Have in mind that if you're reading number of files at once, the schema, column names, and data types will be inferred from the first file service gets from the storage. This can mean that some of the columns expected are omitted, all because the file used by the service to define the schema didn't contain these columns. To explicitly specify the schema, use OPENROWSET WITH clause.
The following sample shows the automatic schema inference capabilities for Parquet files. It returns the number of rows in September 2018 without specifying a schema.
Note
You don't have to specify columns in the OPENROWSET WITH clause when reading Parquet files.
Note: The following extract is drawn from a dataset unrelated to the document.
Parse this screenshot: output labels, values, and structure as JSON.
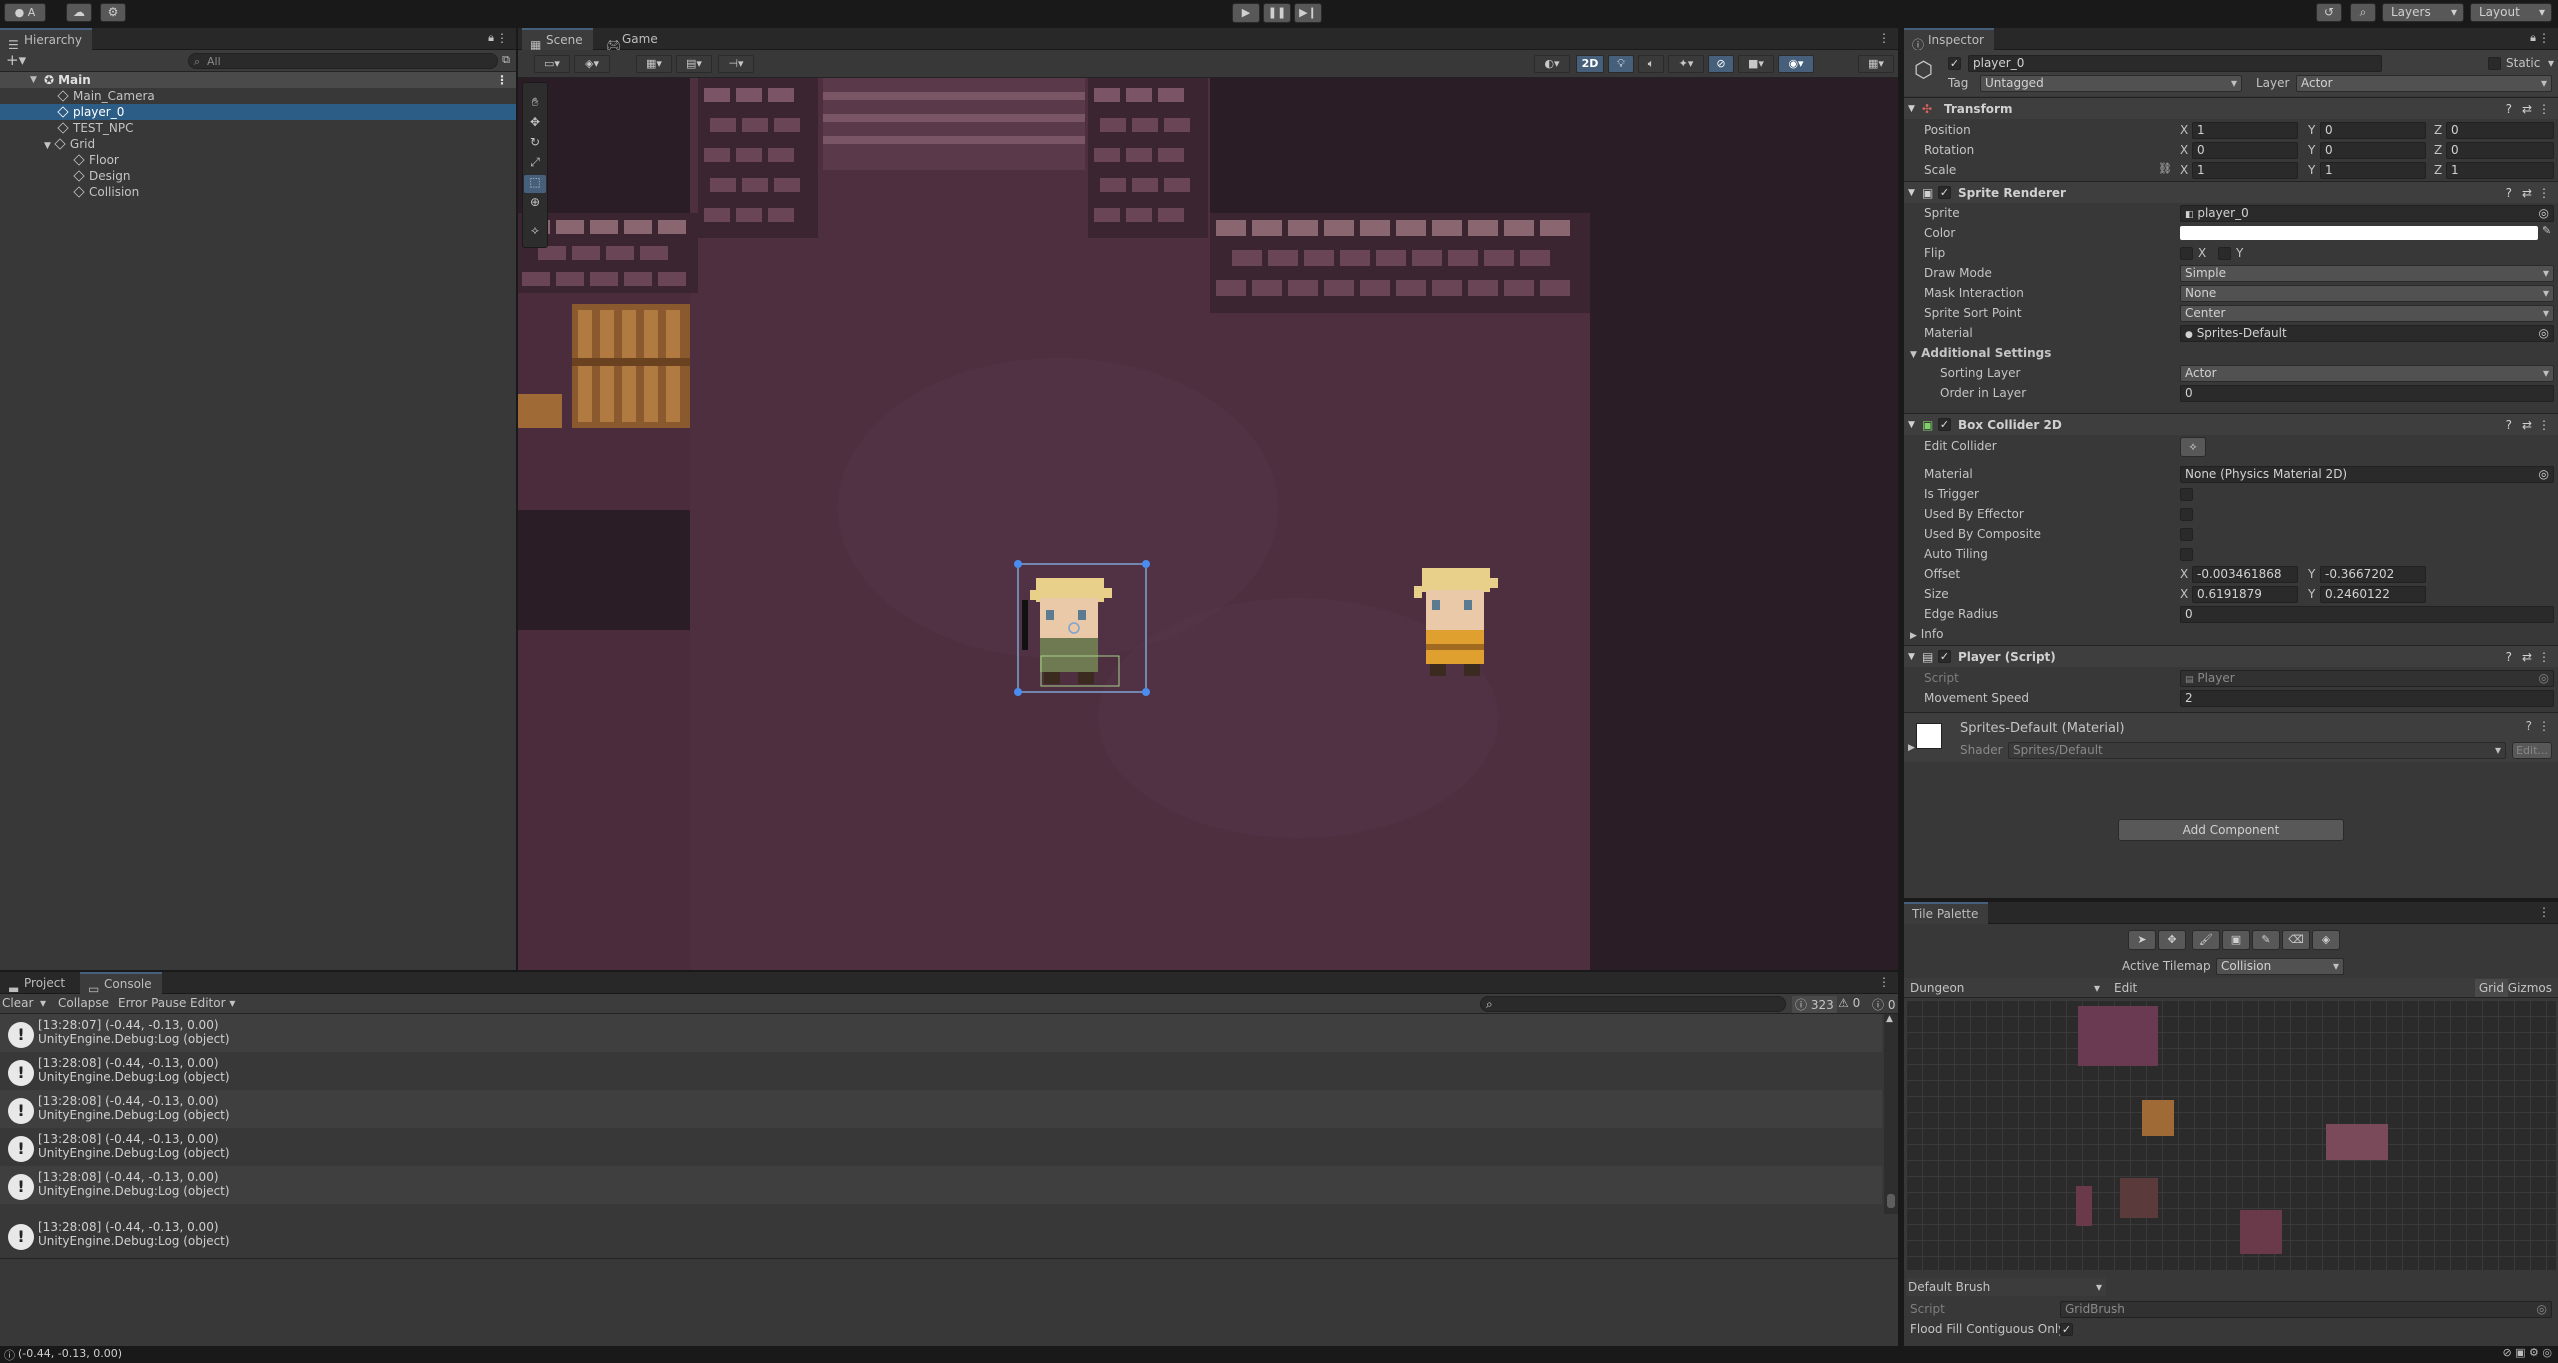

In that case, serverless SQL pool query service will utilize metadata in the Parquet file and bind columns by name.
SELECT TOP 10 *
FROM
OPENROWSET(
BULK 'puYear=2018/puMonth=9/*.snappy.parquet',
DATA_SOURCE = 'YellowTaxi',
FORMAT='PARQUET'
) AS nyc
Query partitioned data
The data set provided in this sample is divided (partitioned) into separate subfolders. You can target specific partitions using the filepath function. This example shows fare amounts by year, month, and payment_type for the first three months of 2017.
Note
The serverless SQL pool query is compatible with Hive/Hadoop partitioning scheme.
SELECT
YEAR(tpepPickupDateTime),
passengerCount,
COUNT(*) AS cnt
FROM
OPENROWSET(
BULK 'puYear=*/puMonth=*/*.snappy.parquet',
DATA_SOURCE = 'YellowTaxi',
FORMAT='PARQUET'
) nyc
WHERE
nyc.filepath(1) = 2017
AND nyc.filepath(2) IN (1, 2, 3)
AND tpepPickupDateTime BETWEEN CAST('1/1/2017' AS datetime) AND CAST('3/31/2017' AS datetime)
GROUP BY
passengerCount,
YEAR(tpepPickupDateTime)
ORDER BY
YEAR(tpepPickupDateTime),
passengerCount;
Type mapping
For Parquet type mapping to SQL native type check type mapping for Parquet.